Membaca dari berita utama sumeks, terkait adnaya paying hukum kuota pendamping kelompok bimbingan ibadah haji bagi jama’ah. “saya melihat perlunya sinergitas sistem yang dibnagun oleh pemangku kebijakan bersama kelompok bimbingan ibadah haji, karena indikatornya bukan hanya jama’ah bisa melaksanakan ibadah haji sesuai syarat dan rukunnya saja, akan tetapi pertimbangan lain yang juga penting adalah kenyamanan dan kemantepan jama’ah dalam melaksanakan ibadah haji”.
Sesuai dengan
ketegasan peraturan pemerintah (PP) 79/2012 tentang haji, pemerintah tidak
mempunyai dasar bagi pemerintah untuk menyiapkan kuota khusus pendamping
kelompok bimbingan ibadah haji. “kelompok bimbingan ibadah haji hanya
diperbolehkan melkaukan bimbingan jama’ah selama di tanah Air. (Sumeks,
14/06/16)
Tentunya, peraturan yang dibuat oleh pemangku kebijakan di atas sudah dengan
berbagai pertimbangan yang matang yang sesuai dengan kebutuhan dan kebijakan
dalam ruang lingkup nasional dan internasional. dalam ruang lingkup nasional
sendiri, baik secara struktural maupun yang lain, secara struktural tentunya
pemangku kebijakan memiliki fungsi dan tanggung jawab yang jelas terkait
penyelenggaran ibadah haji, baik dalam urusan planning, implementasi,
lebih-lebih dalam pertanggung jawabannya kepada pemangku kebijakan pusat dan
publik umumnya, atau secara teknis dan mekanisme lain yang sudah disesuaikan
dengan kebutuhan publik atau calon jama’ah. dimaksudkan adalah boleh dibilang
hal yang wajar dan mempermudah instansi dalam mengorganisir jama’ah. selain
itu, fungsi dari pemangku kebijakan juga menjadi lebih besar dalam
mengorganisir jama’ah baik ketika mulai pemberangkatan, pelaksanaan dan
penjemputannya, sehingga dengan kebijakan satu pintu yang disatukan ini bisa
menjadi bagian upaya dalam mempermudah pelaksanaan secara adminstratif,
organisatoris dan lebih penting lagi adalah mempermudah dalam kontrolnya.

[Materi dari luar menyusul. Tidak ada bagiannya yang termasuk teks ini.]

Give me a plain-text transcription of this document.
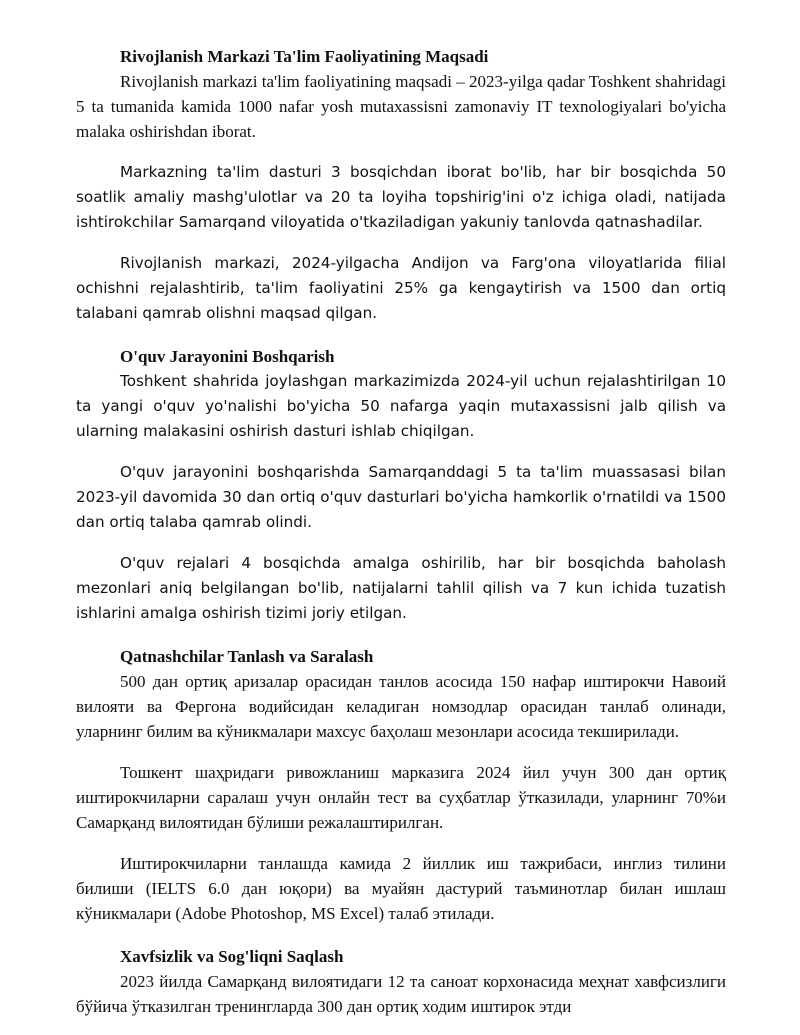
Rivojlanish Markazi Ta'lim Faoliyatining Maqsadi

Rivojlanish markazi ta'lim faoliyatining maqsadi – 2023-yilga qadar Toshkent shahridagi 5 ta tumanida kamida 1000 nafar yosh mutaxassisni zamonaviy IT texnologiyalari bo'yicha malaka oshirishdan iborat.

Markazning ta'lim dasturi 3 bosqichdan iborat bo'lib, har bir bosqichda 50 soatlik amaliy mashg'ulotlar va 20 ta loyiha topshirig'ini o'z ichiga oladi, natijada ishtirokchilar Samarqand viloyatida o'tkaziladigan yakuniy tanlovda qatnashadilar.

Rivojlanish markazi, 2024-yilgacha Andijon va Farg'ona viloyatlarida filial ochishni rejalashtirib, ta'lim faoliyatini 25% ga kengaytirish va 1500 dan ortiq talabani qamrab olishni maqsad qilgan.

O'quv Jarayonini Boshqarish

Toshkent shahrida joylashgan markazimizda 2024-yil uchun rejalashtirilgan 10 ta yangi o'quv yo'nalishi bo'yicha 50 nafarga yaqin mutaxassisni jalb qilish va ularning malakasini oshirish dasturi ishlab chiqilgan.

O'quv jarayonini boshqarishda Samarqanddagi 5 ta ta'lim muassasasi bilan 2023-yil davomida 30 dan ortiq o'quv dasturlari bo'yicha hamkorlik o'rnatildi va 1500 dan ortiq talaba qamrab olindi.

O'quv rejalari 4 bosqichda amalga oshirilib, har bir bosqichda baholash mezonlari aniq belgilangan bo'lib, natijalarni tahlil qilish va 7 kun ichida tuzatish ishlarini amalga oshirish tizimi joriy etilgan.

Qatnashchilar Tanlash va Saralash

500 дан ортиқ аризалар орасидан танлов асосида 150 нафар иштирокчи Навоий вилояти ва Фeргона водийсидан келадиган номзодлар орасидан танлаб олинади, уларнинг билим ва кўникмалари махсус баҳолаш мезонлари асосида текширилади.

Тошкент шаҳридаги ривожланиш марказига 2024 йил учун 300 дан ортиқ иштирокчиларни саралаш учун онлайн тест ва суҳбатлар ўтказилади, уларнинг 70%и Самарқанд вилоятидан бўлиши режалаштирилган.

Иштирокчиларни танлашда камида 2 йиллик иш тажрибаси, инглиз тилини билиши (IELTS 6.0 дан юқори) ва муайян дастурий таъминотлар билан ишлаш кўникмалари (Adobe Photoshop, MS Excel) талаб этилади.

Xavfsizlik va Sog'liqni Saqlash

2023 йилда Самарқанд вилоятидаги 12 та саноат корхонасида меҳнат хавфсизлиги бўйича ўтказилган тренингларда 300 дан ортиқ ходим иштирок этди
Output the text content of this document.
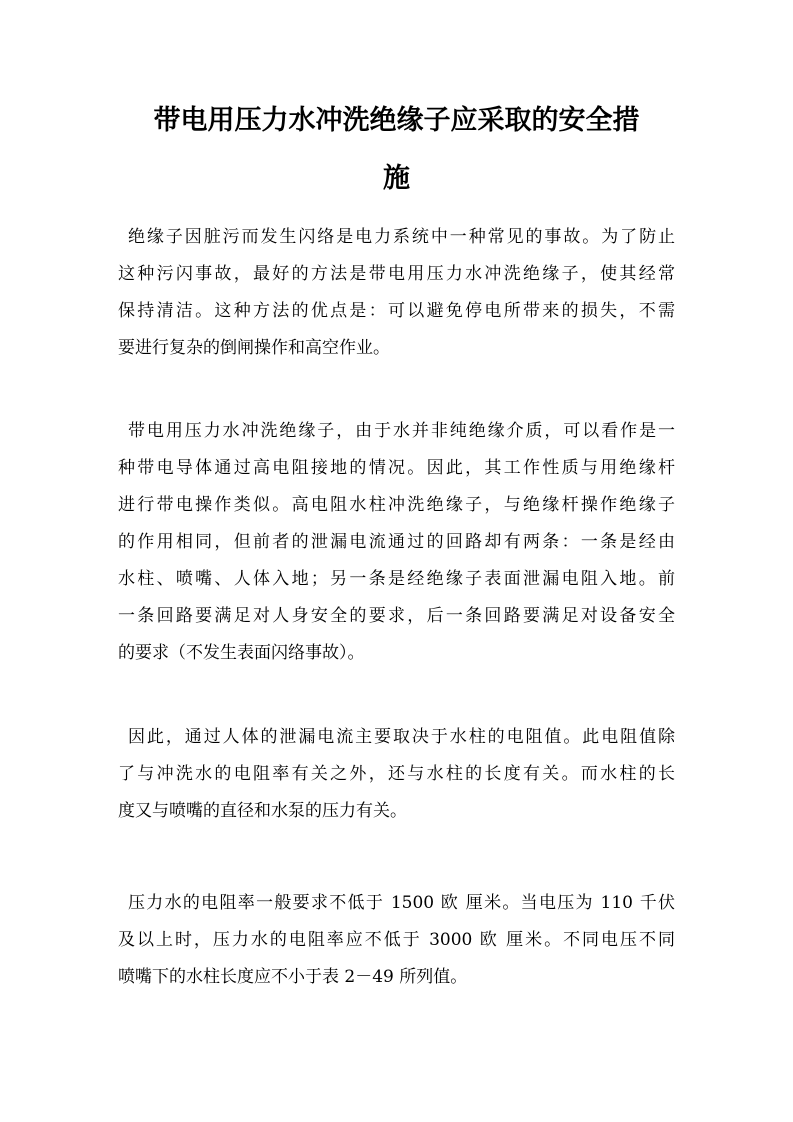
带电用压力水冲洗绝缘子应采取的安全措
施
绝缘子因脏污而发生闪络是电力系统中一种常见的事故。为了防止
这种污闪事故，最好的方法是带电用压力水冲洗绝缘子，使其经常
保持清洁。这种方法的优点是：可以避免停电所带来的损失，不需
要进行复杂的倒闸操作和高空作业。
带电用压力水冲洗绝缘子，由于水并非纯绝缘介质，可以看作是一
种带电导体通过高电阻接地的情况。因此，其工作性质与用绝缘杆
进行带电操作类似。高电阻水柱冲洗绝缘子，与绝缘杆操作绝缘子
的作用相同，但前者的泄漏电流通过的回路却有两条：一条是经由
水柱、喷嘴、人体入地；另一条是经绝缘子表面泄漏电阻入地。前
一条回路要满足对人身安全的要求，后一条回路要满足对设备安全
的要求（不发生表面闪络事故）。
因此，通过人体的泄漏电流主要取决于水柱的电阻值。此电阻值除
了与冲洗水的电阻率有关之外，还与水柱的长度有关。而水柱的长
度又与喷嘴的直径和水泵的压力有关。
压力水的电阻率一般要求不低于 1500 欧 厘米。当电压为 110 千伏
及以上时，压力水的电阻率应不低于 3000 欧 厘米。不同电压不同
喷嘴下的水柱长度应不小于表 2－49 所列值。
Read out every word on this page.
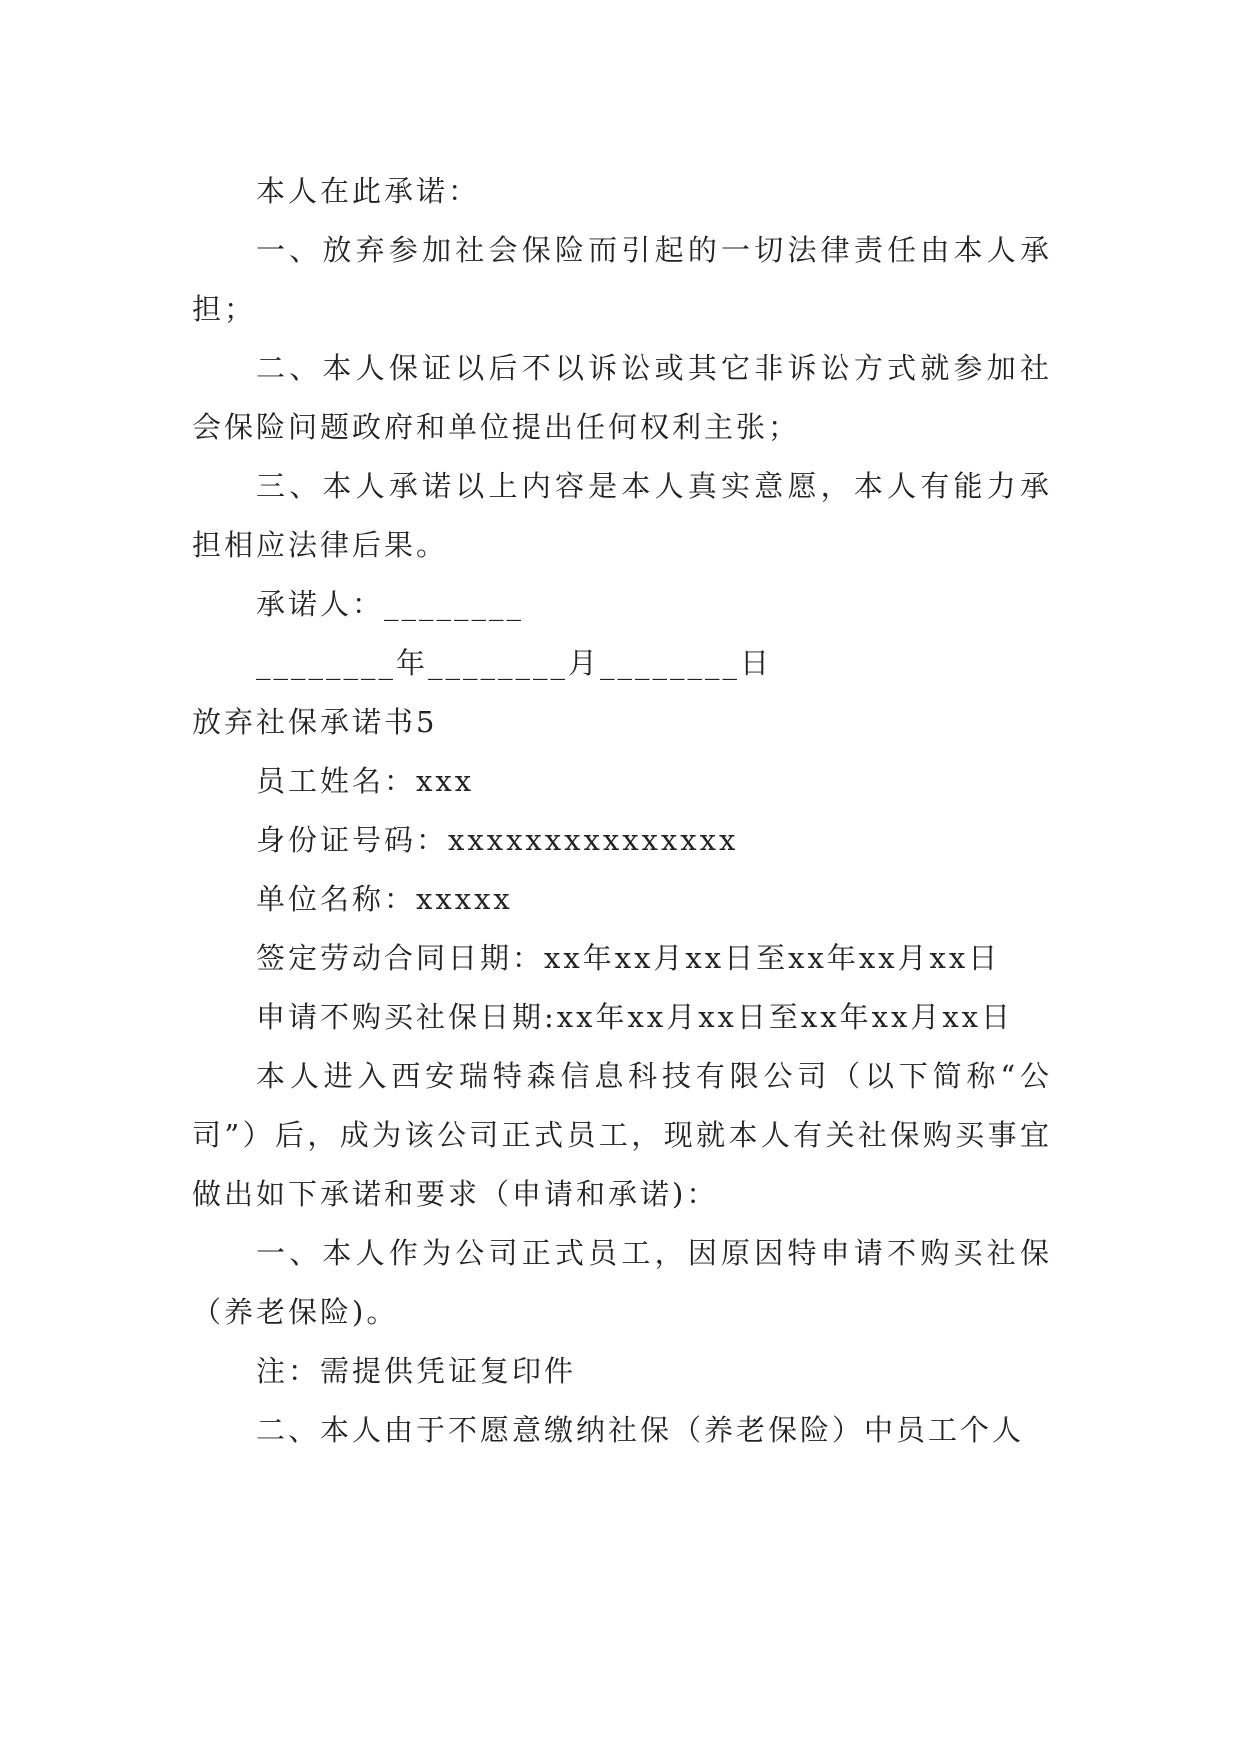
本人在此承诺：

一、放弃参加社会保险而引起的一切法律责任由本人承担；

二、本人保证以后不以诉讼或其它非诉讼方式就参加社会保险问题政府和单位提出任何权利主张；

三、本人承诺以上内容是本人真实意愿，本人有能力承担相应法律后果。

承诺人：________

________年________月________日

放弃社保承诺书5

员工姓名：xxx

身份证号码：xxxxxxxxxxxxxxx

单位名称：xxxxx

签定劳动合同日期：xx年xx月xx日至xx年xx月xx日

申请不购买社保日期:xx年xx月xx日至xx年xx月xx日

本人进入西安瑞特森信息科技有限公司（以下简称“公司”）后，成为该公司正式员工，现就本人有关社保购买事宜做出如下承诺和要求（申请和承诺)：

一、本人作为公司正式员工，因原因特申请不购买社保（养老保险)。

注：需提供凭证复印件

二、本人由于不愿意缴纳社保（养老保险）中员工个人
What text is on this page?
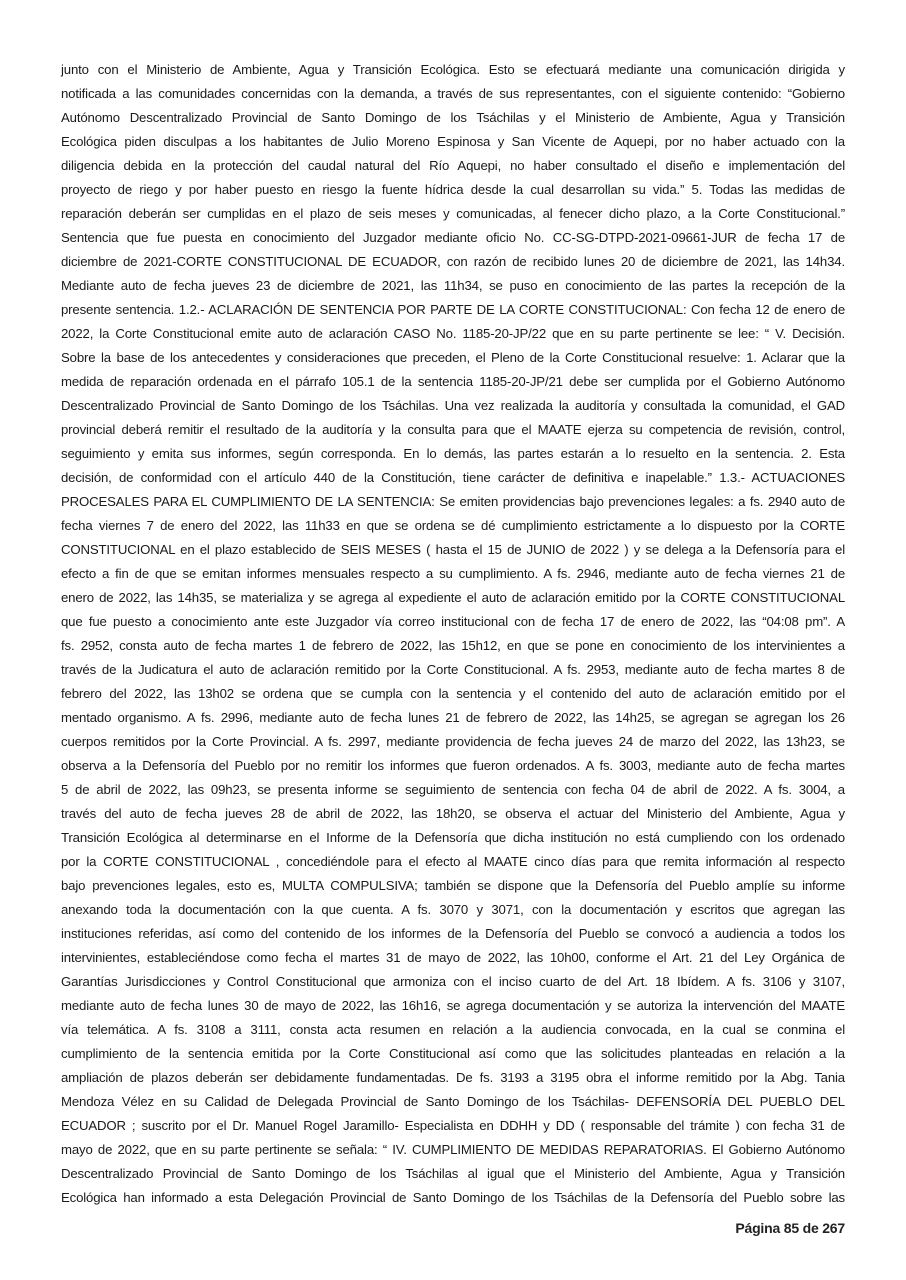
junto con el Ministerio de Ambiente, Agua y Transición Ecológica. Esto se efectuará mediante una comunicación dirigida y
notificada a las comunidades concernidas con la demanda, a través de sus representantes, con el siguiente contenido: “Gobierno
Autónomo Descentralizado Provincial de Santo Domingo de los Tsáchilas y el Ministerio de Ambiente, Agua y Transición
Ecológica piden disculpas a los habitantes de Julio Moreno Espinosa y San Vicente de Aquepi, por no haber actuado con la
diligencia debida en la protección del caudal natural del Río Aquepi, no haber consultado el diseño e implementación del
proyecto de riego y por haber puesto en riesgo la fuente hídrica desde la cual desarrollan su vida.” 5. Todas las medidas de
reparación deberán ser cumplidas en el plazo de seis meses y comunicadas, al fenecer dicho plazo, a la Corte Constitucional.”
Sentencia que fue puesta en conocimiento del Juzgador mediante oficio No. CC-SG-DTPD-2021-09661-JUR de fecha 17 de
diciembre de 2021-CORTE CONSTITUCIONAL DE ECUADOR, con razón de recibido lunes 20 de diciembre de 2021, las 14h34.
Mediante auto de fecha jueves 23 de diciembre de 2021, las 11h34, se puso en conocimiento de las partes la recepción de la
presente sentencia. 1.2.- ACLARACIÓN DE SENTENCIA POR PARTE DE LA CORTE CONSTITUCIONAL: Con fecha 12 de enero de
2022, la Corte Constitucional emite auto de aclaración CASO No. 1185-20-JP/22 que en su parte pertinente se lee: “ V. Decisión.
Sobre la base de los antecedentes y consideraciones que preceden, el Pleno de la Corte Constitucional resuelve: 1. Aclarar que la
medida de reparación ordenada en el párrafo 105.1 de la sentencia 1185-20-JP/21 debe ser cumplida por el Gobierno Autónomo
Descentralizado Provincial de Santo Domingo de los Tsáchilas. Una vez realizada la auditoría y consultada la comunidad, el GAD
provincial deberá remitir el resultado de la auditoría y la consulta para que el MAATE ejerza su competencia de revisión, control,
seguimiento y emita sus informes, según corresponda. En lo demás, las partes estarán a lo resuelto en la sentencia. 2. Esta
decisión, de conformidad con el artículo 440 de la Constitución, tiene carácter de definitiva e inapelable.” 1.3.- ACTUACIONES
PROCESALES PARA EL CUMPLIMIENTO DE LA SENTENCIA: Se emiten providencias bajo prevenciones legales: a fs. 2940 auto de
fecha viernes 7 de enero del 2022, las 11h33 en que se ordena se dé cumplimiento estrictamente a lo dispuesto por la CORTE
CONSTITUCIONAL en el plazo establecido de SEIS MESES ( hasta el 15 de JUNIO de 2022 ) y se delega a la Defensoría para el
efecto a fin de que se emitan informes mensuales respecto a su cumplimiento. A fs. 2946, mediante auto de fecha viernes 21 de
enero de 2022, las 14h35, se materializa y se agrega al expediente el auto de aclaración emitido por la CORTE CONSTITUCIONAL
que fue puesto a conocimiento ante este Juzgador vía correo institucional con de fecha 17 de enero de 2022, las “04:08 pm”. A
fs. 2952, consta auto de fecha martes 1 de febrero de 2022, las 15h12, en que se pone en conocimiento de los intervinientes a
través de la Judicatura el auto de aclaración remitido por la Corte Constitucional. A fs. 2953, mediante auto de fecha martes 8 de
febrero del 2022, las 13h02 se ordena que se cumpla con la sentencia y el contenido del auto de aclaración emitido por el
mentado organismo. A fs. 2996, mediante auto de fecha lunes 21 de febrero de 2022, las 14h25, se agregan se agregan los 26
cuerpos remitidos por la Corte Provincial. A fs. 2997, mediante providencia de fecha jueves 24 de marzo del 2022, las 13h23, se
observa a la Defensoría del Pueblo por no remitir los informes que fueron ordenados. A fs. 3003, mediante auto de fecha martes
5 de abril de 2022, las 09h23, se presenta informe se seguimiento de sentencia con fecha 04 de abril de 2022. A fs. 3004, a
través del auto de fecha jueves 28 de abril de 2022, las 18h20, se observa el actuar del Ministerio del Ambiente, Agua y
Transición Ecológica al determinarse en el Informe de la Defensoría que dicha institución no está cumpliendo con los ordenado
por la CORTE CONSTITUCIONAL , concediéndole para el efecto al MAATE cinco días para que remita información al respecto
bajo prevenciones legales, esto es, MULTA COMPULSIVA; también se dispone que la Defensoría del Pueblo amplíe su informe
anexando toda la documentación con la que cuenta. A fs. 3070 y 3071, con la documentación y escritos que agregan las
instituciones referidas, así como del contenido de los informes de la Defensoría del Pueblo se convocó a audiencia a todos los
intervinientes, estableciéndose como fecha el martes 31 de mayo de 2022, las 10h00, conforme el Art. 21 del Ley Orgánica de
Garantías Jurisdicciones y Control Constitucional que armoniza con el inciso cuarto de del Art. 18 Ibídem. A fs. 3106 y 3107,
mediante auto de fecha lunes 30 de mayo de 2022, las 16h16, se agrega documentación y se autoriza la intervención del MAATE
vía telemática. A fs. 3108 a 3111, consta acta resumen en relación a la audiencia convocada, en la cual se conmina el
cumplimiento de la sentencia emitida por la Corte Constitucional así como que las solicitudes planteadas en relación a la
ampliación de plazos deberán ser debidamente fundamentadas. De fs. 3193 a 3195 obra el informe remitido por la Abg. Tania
Mendoza Vélez en su Calidad de Delegada Provincial de Santo Domingo de los Tsáchilas- DEFENSORÍA DEL PUEBLO DEL
ECUADOR ; suscrito por el Dr. Manuel Rogel Jaramillo- Especialista en DDHH y DD ( responsable del trámite ) con fecha 31 de
mayo de 2022, que en su parte pertinente se señala: “ IV. CUMPLIMIENTO DE MEDIDAS REPARATORIAS. El Gobierno Autónomo
Descentralizado Provincial de Santo Domingo de los Tsáchilas al igual que el Ministerio del Ambiente, Agua y Transición
Ecológica han informado a esta Delegación Provincial de Santo Domingo de los Tsáchilas de la Defensoría del Pueblo sobre las
Página 85 de 267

Dalam
ruang lingkup internasional sendiri, kuota juga sudah ditentukan jumlahnya tiap
tahun kepada seluruh negara terutama di Indonesia.
Disisilain, pertimbangan lain khususnya bagi jama’ah adalah selain
menjadi satu kebijakan yang menuntut kemandirian dalam hal ubudiyah bagi
jama’ah baik secara psikologis maupun sosilogis dalam implementasinya, hal ini
juga bisa menjadi problematika yang serius tentunya yang kebetulan dari awal
sudah terbiasa dibimbing oleh kyai atau petugas dari kelompok bimbingan ibadah
haji sebelum pemberangkatan, dari teknis, mekanisme dan tatacara ibadah yang di
ajarkan dalam pelaksanaan ibadah haji tersebut. dan jika dikatakan oleh
pengamat haji dari uin syarif hidayatullah jakarta (Dadi Mardadi) perlunya
dipertimbangkan kembali kebijakan
tersebut karena tidak sedikit keluhan dai jama’ah dari pemerintah masih
kwalahan mengurusi satu kloter saja ketika di lapangan, disisilain
pertimbanganya adalah bagi kelompok bimbingan ibadah haji yang jama’ahnya sudah
sampai ribuan.
Pertimbangan yang harus
dipandang penting juga adalah tidak semua calon jam’ah haji dari Indonesia memiliki pengetahuan,
pengalaman dan kompetensi yang mumpuni dalam bidang ubudiyah maupun
dalam bidang tehnis dan mekanisme dilapangan. hal ini menjadi sulit jika
kelompok bimbingan ibadah haji tidak diikutsertakan dalam pelaksanaannya,
karena selain mengetahui jumlahnya, tentunya dalam aspek psikologis juga mengetahui
karakter masing-masing jama’ah, sehingga mempermudah mengarahkan dan
mengorganisir jama’ah tersebut, pada aspek sosiologisnya, kebiasaan dan watak
dari jama’ah yang multi dan kompleks, hal ini tentunya menjadi pertimbangan serius dalam pelaksnaan ibadah bagi calon
jama’ haji. Selain itu, dalam bidang soft skill jama’ah, salah satu
contohnya adalah kemampuan berbahasa arab atau berbahasa inggris setiap jama’ah
masih sangat rendah, hal in juga menjadi pertimbangan juga ketika pendamping
dari kelompok bimbingan ibadah haji tidak di ikutsertakan dalam kuota.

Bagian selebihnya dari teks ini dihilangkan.